04 March 2026, 00:48

Gericht stoppt BfV: AfD darf nicht als rechtsextremistische Partei eingestuft werden

Ein historisches Dokument mit einer Straßenszene, einem Fahnenmast, Gebäuden, Bäumen und Himmel, überlagert mit Text aus der ersten Entwurfsfassung der deutschen Verfassung.

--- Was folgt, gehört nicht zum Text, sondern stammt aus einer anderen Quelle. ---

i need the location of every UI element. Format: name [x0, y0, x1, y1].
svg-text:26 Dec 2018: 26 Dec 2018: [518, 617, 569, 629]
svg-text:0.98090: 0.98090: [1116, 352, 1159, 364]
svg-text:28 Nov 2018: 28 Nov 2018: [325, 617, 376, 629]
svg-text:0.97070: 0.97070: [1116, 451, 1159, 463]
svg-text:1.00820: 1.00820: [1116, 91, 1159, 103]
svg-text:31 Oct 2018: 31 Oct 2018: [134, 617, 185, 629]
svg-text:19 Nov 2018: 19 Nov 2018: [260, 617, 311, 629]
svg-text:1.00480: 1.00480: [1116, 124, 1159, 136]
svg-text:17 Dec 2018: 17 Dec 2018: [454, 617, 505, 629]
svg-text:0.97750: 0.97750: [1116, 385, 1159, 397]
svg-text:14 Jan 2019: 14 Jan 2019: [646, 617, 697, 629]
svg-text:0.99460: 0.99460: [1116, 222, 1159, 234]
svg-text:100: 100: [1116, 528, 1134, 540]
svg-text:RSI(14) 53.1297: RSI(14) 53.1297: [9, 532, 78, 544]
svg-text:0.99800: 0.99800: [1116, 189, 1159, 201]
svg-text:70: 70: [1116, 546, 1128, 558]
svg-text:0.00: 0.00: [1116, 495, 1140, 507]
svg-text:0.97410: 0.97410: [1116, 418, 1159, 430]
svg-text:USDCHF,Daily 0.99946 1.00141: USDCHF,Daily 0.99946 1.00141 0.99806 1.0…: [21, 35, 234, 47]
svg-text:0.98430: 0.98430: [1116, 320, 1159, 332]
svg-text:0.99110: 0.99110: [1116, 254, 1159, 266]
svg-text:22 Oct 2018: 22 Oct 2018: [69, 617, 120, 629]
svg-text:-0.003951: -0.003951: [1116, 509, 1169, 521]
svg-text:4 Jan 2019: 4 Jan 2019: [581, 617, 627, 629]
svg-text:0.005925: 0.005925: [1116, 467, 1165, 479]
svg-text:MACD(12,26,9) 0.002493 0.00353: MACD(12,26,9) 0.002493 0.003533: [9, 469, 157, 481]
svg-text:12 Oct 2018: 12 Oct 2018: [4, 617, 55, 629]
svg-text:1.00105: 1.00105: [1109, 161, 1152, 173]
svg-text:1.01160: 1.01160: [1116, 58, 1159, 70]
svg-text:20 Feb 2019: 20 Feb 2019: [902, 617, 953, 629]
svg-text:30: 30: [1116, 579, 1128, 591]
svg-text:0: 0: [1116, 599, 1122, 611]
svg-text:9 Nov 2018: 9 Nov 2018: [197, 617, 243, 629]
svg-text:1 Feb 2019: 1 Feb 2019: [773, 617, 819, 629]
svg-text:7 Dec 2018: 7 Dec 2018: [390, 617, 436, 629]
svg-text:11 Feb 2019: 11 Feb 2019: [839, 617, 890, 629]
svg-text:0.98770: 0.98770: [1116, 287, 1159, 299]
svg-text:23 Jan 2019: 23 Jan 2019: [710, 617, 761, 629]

AfD gewinnt Eilantrag, um eine Einstufung als rechtsextrem zu vermeiden - Gericht stoppt BfV: AfD darf nicht als rechtsextremistische Partei eingestuft werden

Das Bundesamt für Verfassungsschutz (BfV) darf die Alternative für Deutschland (AfD) vorerst nicht als rechtsextremistische politische Partei einstufen. Diese Entscheidung folgt einem Gerichtsurteil vom 26. Februar 2026, das die Klassifizierung bis zum Abschluss weiterer rechtlicher Verfahren aussetzt. Der Schritt markiert das vorläufige Ende eines langwierigen Streits über die politische Ausrichtung der Partei und ihre angebliche Gefahr für die demokratischen Grundsätze.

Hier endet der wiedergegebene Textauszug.